Alfredo Pérez Galimberti: Lo primero que hay que decir es que las normas de Naciones Unidas a las que la ministro Bullrich hace referencia son normas construidas a lo largo de los periódicos congresos para la prevención de delitos y tratamiento de delincuentes y estas normas están destinadas a restringir, en la manera de lo posible, el uso de armas letales en las fuerzas de seguridad. Cada párrafo que las normas que establece Naciones Unidas hacen referencia a este punto: tratar de que las armas letales no formen parte del recurso empleado por las fuerzas de seguridad.
Todo apunta a menos armas letales y tratar de que las fuerzas de seguridad utilicen armas de disuasión no letales. Por el contrario, la ministro de Seguridad lo que hace es elevar la posibilidad de uso de estas armas. En lugar de subir el umbral de prevención para que las armas letales se usen cada vez menos, lo baja para que sea posible usarlas más. El discurso de Bullrich va mucho más allá de la reglamentación y le transmite a la sociedad la posibilidad de que la policía utilice armas letales para dispararle a una persona que se fuga. Esto es tremendo y es instalar la pena de muerte en la calle. No es posible hacer una interpretación como el que hace la ministro de las normas de esta legislación, ya que la misma no es obligatoria, sino que recomienda estándares.
Todas las normas de interpretación hablan de las normas que son más protectivas de la vida de las personas y no las que son menos protectivas, así que citar una norma para profundizar el uso de la violencia por parte de las fuerzas de seguridad es absolutamente contrario a todo lo que uno espera de una interpretación correcta de las normas de Naciones Unidas, que tienden a que la sociedad se maneje cada vez más por medios pacíficos. Todo lo que tiene que ver con el aparato de seguridad es para pacificar la sociedad y no para elevar el nivel de violencia, de manera que estamos completamente en contra de esta reglamentación.

ED: ¿Cómo se llegó a este protocolo impulsado por el Gobierno Nacional?

APG: Este discurso se inaugura, en términos generales, con la recepción pública que hace el Presidente de la Nación (Mauricio Macri) del señor (Luis) Chocobar, a quien felicita por haber matado por la espalda a una persona que huía. Este mensaje es durísimo para todo el mundo y sobre todo para los hombres de la seguridad, que creen que esto los autoriza a matar. Esto me parece de una gravedad inconcebible.
La denuncia que recibe el Presidente por apología del delito en ese momento está realmente justificada porque felicitar a un hombre que mata por la espalda a una persona que huye, que no tiene armas letales en sus manos y que ha sido despojado de las cosas que llevaba, constituye un exceso increíble.

ED: Teniendo en cuenta la gradación de normas y lo establecido en el Código Penal de nuestro país, ¿cuál es la situación jurídica de un policía que asesina a una persona luego de la implementación de este protocolo?

APG: La muerte de una persona es homicidio.
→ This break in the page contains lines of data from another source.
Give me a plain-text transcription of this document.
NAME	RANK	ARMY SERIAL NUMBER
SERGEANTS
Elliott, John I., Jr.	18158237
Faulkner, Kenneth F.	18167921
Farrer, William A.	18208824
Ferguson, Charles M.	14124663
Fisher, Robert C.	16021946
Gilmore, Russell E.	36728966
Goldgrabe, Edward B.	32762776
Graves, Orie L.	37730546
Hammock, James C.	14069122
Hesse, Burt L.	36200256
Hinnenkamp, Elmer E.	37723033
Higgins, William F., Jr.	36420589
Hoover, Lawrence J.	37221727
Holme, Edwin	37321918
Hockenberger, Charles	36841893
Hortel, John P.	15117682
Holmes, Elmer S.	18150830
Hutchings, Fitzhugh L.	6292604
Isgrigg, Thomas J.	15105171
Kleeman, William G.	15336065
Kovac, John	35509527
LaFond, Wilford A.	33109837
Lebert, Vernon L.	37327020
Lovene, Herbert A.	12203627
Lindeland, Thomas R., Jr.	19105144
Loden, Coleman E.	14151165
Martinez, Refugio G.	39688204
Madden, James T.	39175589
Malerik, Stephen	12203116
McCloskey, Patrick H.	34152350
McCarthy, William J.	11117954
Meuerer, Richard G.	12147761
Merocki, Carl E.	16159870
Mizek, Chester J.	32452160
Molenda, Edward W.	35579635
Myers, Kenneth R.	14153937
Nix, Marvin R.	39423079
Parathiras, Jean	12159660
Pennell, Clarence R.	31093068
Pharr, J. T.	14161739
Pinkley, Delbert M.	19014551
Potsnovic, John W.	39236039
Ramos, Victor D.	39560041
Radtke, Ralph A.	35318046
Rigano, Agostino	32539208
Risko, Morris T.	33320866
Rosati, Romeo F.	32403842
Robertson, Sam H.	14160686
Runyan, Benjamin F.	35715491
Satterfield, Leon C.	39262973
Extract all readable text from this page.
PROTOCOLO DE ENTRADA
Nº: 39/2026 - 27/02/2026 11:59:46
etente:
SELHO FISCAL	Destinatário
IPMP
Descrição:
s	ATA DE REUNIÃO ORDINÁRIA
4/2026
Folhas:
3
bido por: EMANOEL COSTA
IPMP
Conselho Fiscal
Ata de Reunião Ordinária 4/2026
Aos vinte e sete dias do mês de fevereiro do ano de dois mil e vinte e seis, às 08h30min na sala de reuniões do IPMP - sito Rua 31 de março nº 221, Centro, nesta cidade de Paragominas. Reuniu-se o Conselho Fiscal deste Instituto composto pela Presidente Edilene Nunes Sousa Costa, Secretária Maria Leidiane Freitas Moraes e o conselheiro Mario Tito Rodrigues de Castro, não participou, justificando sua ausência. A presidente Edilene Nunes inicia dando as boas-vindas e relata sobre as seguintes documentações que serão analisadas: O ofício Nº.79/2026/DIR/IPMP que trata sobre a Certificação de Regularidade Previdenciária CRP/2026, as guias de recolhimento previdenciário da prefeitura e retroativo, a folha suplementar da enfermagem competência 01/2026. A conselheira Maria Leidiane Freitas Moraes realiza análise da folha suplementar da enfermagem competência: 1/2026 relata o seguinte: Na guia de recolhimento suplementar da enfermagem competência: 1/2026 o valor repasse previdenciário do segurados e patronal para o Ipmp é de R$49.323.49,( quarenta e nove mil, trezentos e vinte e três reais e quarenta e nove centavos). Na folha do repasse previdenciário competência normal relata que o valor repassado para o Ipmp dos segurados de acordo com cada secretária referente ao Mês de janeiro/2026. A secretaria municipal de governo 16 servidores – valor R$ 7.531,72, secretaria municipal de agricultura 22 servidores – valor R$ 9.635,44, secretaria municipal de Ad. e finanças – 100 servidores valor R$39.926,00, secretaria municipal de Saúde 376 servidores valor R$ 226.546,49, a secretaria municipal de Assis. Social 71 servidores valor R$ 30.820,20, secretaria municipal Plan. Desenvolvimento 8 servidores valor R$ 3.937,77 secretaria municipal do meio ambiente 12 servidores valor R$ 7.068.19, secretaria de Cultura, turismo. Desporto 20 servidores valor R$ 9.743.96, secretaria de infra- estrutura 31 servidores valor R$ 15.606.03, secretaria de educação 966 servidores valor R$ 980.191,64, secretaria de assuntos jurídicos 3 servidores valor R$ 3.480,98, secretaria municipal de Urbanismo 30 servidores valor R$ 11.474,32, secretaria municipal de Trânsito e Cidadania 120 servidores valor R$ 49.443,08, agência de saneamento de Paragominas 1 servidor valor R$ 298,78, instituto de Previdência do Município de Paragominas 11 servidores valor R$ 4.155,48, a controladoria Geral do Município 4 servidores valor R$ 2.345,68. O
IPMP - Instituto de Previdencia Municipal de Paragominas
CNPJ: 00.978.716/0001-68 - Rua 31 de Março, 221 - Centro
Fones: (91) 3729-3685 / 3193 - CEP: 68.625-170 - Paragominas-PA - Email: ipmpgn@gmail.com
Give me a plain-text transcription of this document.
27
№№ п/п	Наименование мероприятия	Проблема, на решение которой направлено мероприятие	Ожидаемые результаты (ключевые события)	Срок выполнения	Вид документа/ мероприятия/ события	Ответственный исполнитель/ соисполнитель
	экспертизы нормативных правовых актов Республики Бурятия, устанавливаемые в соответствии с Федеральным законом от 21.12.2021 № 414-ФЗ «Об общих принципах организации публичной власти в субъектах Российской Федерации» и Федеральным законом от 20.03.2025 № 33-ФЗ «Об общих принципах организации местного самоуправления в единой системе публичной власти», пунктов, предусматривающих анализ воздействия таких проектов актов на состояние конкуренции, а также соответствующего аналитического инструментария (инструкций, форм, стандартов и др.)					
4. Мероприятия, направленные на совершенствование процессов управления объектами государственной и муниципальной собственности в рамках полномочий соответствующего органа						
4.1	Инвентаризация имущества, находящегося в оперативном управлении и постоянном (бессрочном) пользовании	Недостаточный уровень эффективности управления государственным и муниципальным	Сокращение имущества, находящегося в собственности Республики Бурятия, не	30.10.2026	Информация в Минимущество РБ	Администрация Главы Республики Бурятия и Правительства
Objetivamente, si una persona dispara contra otra y provoca la muerte, es homicidio desde el punto de vista de la tipicidad, desde lo que dice la ley. Desde el punto de vista de la justificación hay razones para no castigar a una persona que mata. El Código Penal prevé la legítima defensa propia o de un tercero, o el cumplimiento de un deber.
Igualmente, una orden manifiestamente ilegitima no puede ser cumplida. Esto quiere decir que nadie puede recibir como legitima una orden que dice que hay que torturar a otra persona y luego pretender ampararse en que ha cumplido con su deber.

ED: ¿Qué dice el Código Penal al respecto?

APG: El Código Penal es el que establece las causas de justificación. La ministro, por medio de una reglamentación, no puede modificar ni alterar el sentido del Código Penal, de manera tal que los jueces deben seguir aplicando el Código Penal, independientemente de esta reglamentación, que a mi juicio tiene severos cuestionamientos de inconstitucionalidad.